On Thursday (March 10), faculty, staff, and students at Hannibal-LaGrange University gathered together to pray for a miracle amid financial woes threatening the school’s existence. The Baptist school in Hannibal, Missouri, also livestreamed seven hours of the “solemn assembly” event for others to join in what the school billed as a “time of prayer, fasting, petition, and repentance.”
Transitional President Rodney Harrison, who led the prayer event along with Claude King (co-author of Experiencing God: Knowing and Doing the Will of God), admitted during the service that the school is in a “very precarious situation” and facing “imminent disaster.” In fact, he said they are trying to figure out what steps to take “to get to the end of the semester.”
Although Harrison did not offer many details about how much debt the school has or what led to this “season of fiscal exigency,” he did drop some hints during multiple remarks sprinkled in between hours of quiet or small-group prayers. He said the school had requested a larger line of credit from the bank this week, and he said the Missouri Baptist Convention this week told HLGU it could not provide the funds. Harrison mentioned $4 million but didn’t clarify if that is the total debt or just what is due now.
So, he urged people to pray for “divine intervention for such a time as this.” He added that only God can save them as “our assurance will not come from the Missouri Baptist Convention” or the bank.
“We have not always been forthright about the condition.
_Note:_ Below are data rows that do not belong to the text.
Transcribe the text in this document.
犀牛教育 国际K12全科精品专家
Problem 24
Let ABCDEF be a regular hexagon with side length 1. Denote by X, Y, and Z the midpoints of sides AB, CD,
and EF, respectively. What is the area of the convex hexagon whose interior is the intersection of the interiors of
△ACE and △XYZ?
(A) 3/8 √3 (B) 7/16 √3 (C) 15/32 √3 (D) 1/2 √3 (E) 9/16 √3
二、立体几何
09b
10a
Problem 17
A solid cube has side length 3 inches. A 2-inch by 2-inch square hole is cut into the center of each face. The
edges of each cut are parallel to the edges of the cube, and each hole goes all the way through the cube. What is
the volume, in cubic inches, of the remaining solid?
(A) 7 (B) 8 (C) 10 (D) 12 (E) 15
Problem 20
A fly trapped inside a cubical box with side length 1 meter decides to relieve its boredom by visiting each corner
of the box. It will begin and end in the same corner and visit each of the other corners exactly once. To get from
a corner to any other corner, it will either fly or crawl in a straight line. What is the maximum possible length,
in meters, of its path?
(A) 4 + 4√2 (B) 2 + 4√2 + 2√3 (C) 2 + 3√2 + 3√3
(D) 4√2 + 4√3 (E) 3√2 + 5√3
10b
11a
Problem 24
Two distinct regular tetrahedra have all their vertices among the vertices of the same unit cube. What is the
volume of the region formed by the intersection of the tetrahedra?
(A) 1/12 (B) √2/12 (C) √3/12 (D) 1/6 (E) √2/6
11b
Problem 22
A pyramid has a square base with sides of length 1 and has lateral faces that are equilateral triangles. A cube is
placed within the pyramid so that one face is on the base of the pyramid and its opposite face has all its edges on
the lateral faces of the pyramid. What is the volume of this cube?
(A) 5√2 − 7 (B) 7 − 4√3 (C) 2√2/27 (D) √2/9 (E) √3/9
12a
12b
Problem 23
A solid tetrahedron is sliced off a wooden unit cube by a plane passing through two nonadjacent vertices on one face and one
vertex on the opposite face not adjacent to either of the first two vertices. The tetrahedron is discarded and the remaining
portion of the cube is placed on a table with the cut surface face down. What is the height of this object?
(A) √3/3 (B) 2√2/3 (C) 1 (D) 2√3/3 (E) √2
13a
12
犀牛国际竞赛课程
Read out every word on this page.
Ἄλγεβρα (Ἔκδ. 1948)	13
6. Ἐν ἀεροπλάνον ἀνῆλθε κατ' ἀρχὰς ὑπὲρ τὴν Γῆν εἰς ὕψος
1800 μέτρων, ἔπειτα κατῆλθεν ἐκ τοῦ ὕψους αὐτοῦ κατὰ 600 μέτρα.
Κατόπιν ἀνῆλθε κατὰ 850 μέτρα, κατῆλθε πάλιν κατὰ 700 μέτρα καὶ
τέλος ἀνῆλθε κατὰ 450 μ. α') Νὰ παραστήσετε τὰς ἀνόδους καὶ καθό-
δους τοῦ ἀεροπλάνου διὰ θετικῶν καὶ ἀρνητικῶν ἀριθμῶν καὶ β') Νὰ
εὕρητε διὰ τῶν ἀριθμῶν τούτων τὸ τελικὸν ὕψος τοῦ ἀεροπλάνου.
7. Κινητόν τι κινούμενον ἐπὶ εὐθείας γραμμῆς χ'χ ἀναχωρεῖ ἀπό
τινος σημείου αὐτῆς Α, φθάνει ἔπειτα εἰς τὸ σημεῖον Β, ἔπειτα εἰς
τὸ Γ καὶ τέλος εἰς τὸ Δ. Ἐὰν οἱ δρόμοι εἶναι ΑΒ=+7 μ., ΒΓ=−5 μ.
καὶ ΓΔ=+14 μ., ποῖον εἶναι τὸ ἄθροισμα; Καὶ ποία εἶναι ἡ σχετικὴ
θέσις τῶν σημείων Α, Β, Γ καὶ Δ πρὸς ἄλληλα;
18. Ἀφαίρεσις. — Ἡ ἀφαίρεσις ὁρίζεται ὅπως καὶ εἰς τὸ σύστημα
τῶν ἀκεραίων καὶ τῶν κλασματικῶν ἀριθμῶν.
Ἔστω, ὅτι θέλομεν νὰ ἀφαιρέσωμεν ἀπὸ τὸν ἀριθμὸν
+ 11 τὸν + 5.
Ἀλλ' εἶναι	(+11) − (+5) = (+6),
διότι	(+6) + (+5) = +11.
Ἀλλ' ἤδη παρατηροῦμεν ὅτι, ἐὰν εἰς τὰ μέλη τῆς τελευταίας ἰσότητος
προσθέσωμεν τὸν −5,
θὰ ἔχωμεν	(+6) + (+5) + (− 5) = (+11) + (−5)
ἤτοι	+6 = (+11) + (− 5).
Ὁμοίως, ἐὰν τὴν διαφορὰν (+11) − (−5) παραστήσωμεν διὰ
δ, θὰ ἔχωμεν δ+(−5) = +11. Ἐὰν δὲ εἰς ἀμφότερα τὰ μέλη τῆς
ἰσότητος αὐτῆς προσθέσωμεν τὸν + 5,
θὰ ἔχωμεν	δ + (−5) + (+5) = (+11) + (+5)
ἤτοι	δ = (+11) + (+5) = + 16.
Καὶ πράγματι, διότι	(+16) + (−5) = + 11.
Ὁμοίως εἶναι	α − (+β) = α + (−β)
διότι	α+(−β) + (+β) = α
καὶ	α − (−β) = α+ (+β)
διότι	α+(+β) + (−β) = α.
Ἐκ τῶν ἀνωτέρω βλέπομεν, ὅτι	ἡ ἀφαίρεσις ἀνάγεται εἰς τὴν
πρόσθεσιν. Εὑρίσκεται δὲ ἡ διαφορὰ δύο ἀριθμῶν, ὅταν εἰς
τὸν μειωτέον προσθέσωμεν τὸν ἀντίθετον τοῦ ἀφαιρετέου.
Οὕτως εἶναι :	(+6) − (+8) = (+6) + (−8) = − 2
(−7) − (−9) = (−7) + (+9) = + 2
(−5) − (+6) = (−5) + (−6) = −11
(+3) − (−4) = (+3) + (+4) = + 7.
We’ve been afraid to tell you ‘here’s the situation we’re in,’” Harrison admitted during the prayer gathering. “Today is the day of reckoning.”
Harrison noted that he informed the faculty of “the realities of our dire financial situation” on Wednesday, and then held a similar talk with students. He compared the shock of faculty learning about the financial reality to when he received a cancer diagnosis several years ago.
While HLGU’s call for the solemn assembly had only generically mentioned “current financial and institutional challenges,” MBC Executive Director John Yeats had put out comments about the financial “emergency.” Those remarks posted online Tuesday by the MBC’s publication, however, were quickly taken down as those comments had been published before faculty and students had even been informed.
HLGU told Word&Way just as the gathering Thursday was starting that the school hadn’t released any information publicly yet about its financial situation. But the school didn’t explain the severity of the situation or how it occurred.
Harrison offered some criticism of HLGU leaders for the situation.
“We have not been always faithful stewards of the resources that God has given to this university,” he said during the event Thursday.
But Harrison quickly pivoted to urge those present not to give in to the “temptation to be angry” about “mistakes and the sin of the past.” Instead, he called it a time to forgive and learn. And he called on those present to repent of their own failures for not giving more or praying more in the past.
Harrison said that in light of the financial crisis, the school is making some curriculum changes and working on a balanced budget for the next year. He also said the board of trustees would meet Friday to consider the next steps.
The financial woes have caught the attention of the school’s accrediting body. According to the Higher Learning Commission, HLGU received an “interim report” on “financial indicators” on Feb. 15. This came after a decision in November by the HLC’s Institutional Actions Council to concur with “the Financial Panel’s findings” about HLGU.
Another school affiliated with the MBC is also facing significant challenges. Yeats has played a key role in the controversy at Southwest Baptist University in Bolivar, Missouri, where actions he and other MBC leaders undertook were part of why the school’s accreditation is now on probation by the HLC.
Yeats briefly spoke at HLGU’s prayer event Thursday, but he did so off-screen from the livestream and without using the microphone.